ONE of Scotland’s best known artists and playwrights has revealed a dreamlike new collection of paintings and his whole-hearted backing for his home town to become UK City of Culture in 2021.

John Byrne, writer of The Slab Boys and Tutti Frutti, who has a new collection of paintings on show at the Fine Art Society in Edinburgh, said he is fully behind the town’s cultural bid.

The artist, 76, opened the show, which runs at the gallery until December 23, also offered his take on the recent Brexit vote and US election.

Byrne, who grew up in Ferguslie Park area of the town, said he fully backs Paisley’s bid.

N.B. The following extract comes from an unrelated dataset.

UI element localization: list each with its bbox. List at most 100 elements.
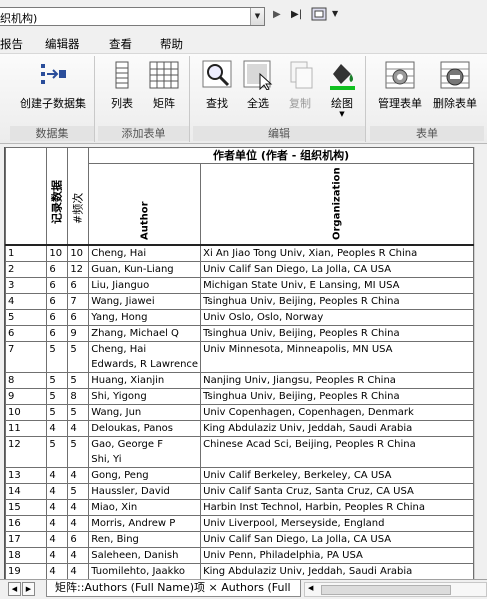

He said: “Paisley is a remarkable place. I hope to be involved and I support the bid. I support it wholeheartedly. I thank Ferguslie Park every day of my life for providing me all the information I ever needed about life, it was the best place I have ever been.

“It was happy circumstance we ended up there [as a family], the language, the life, everything. I couldn’t have got a better education.”

Byrne’s new paintings feature haunted and tumultuous dramatic scenes, notably with moonlit and crepuscular settings.

However, he said paintings such as Twixt The Devil and The Deep Blue Sea, which depicts the Devil aflame in a dark scene, were not inspired by the turbulent news of 2016.

“I could not care less about politics. Politics is a guise adopted by crooks, criminals, bum-bags – but they are not all like that,”

he said.

“I am vaguely interested in Brexit and Donald Trump. The Brexit thing came as a surprise, but Donald Trump less so, because it was him, it was inevitable in a way, because it is a great story, it is like a Hollywood movie, a comedy.

“You couldn’t make it up, as they say. It’s not a bad thing: he is part idiot and part genius, Donald Trump. I don’t mean he is admirable, but he is not an evil murderer, he is not evil.”

Byrne said Mr Trump was the kind of person the “upper middle class despise”, and while using a profane term to describe part of his character, noted “he has a side of him which is with the workers.”

He added: “He does not set himself up as a plaster Saint, but he might get something done. He is President-elect, and he has never been in politics in his life. It’s like a movie.

“The land that deserves it is the land that makes great movies. And that has happened in real life.”

Byrne is showing 15 new works at The Fine Art Society and several have already been sold from the collection, which is entitled Moonshine. They have been priced between £8,000 and £38,000.

He has completed a new play, called Tennis Elbow, which he describes as “the distaff side of Writer’s Cramp”, an older work by Byrne first staged in 1977 at the Edinburgh Festival Fringe.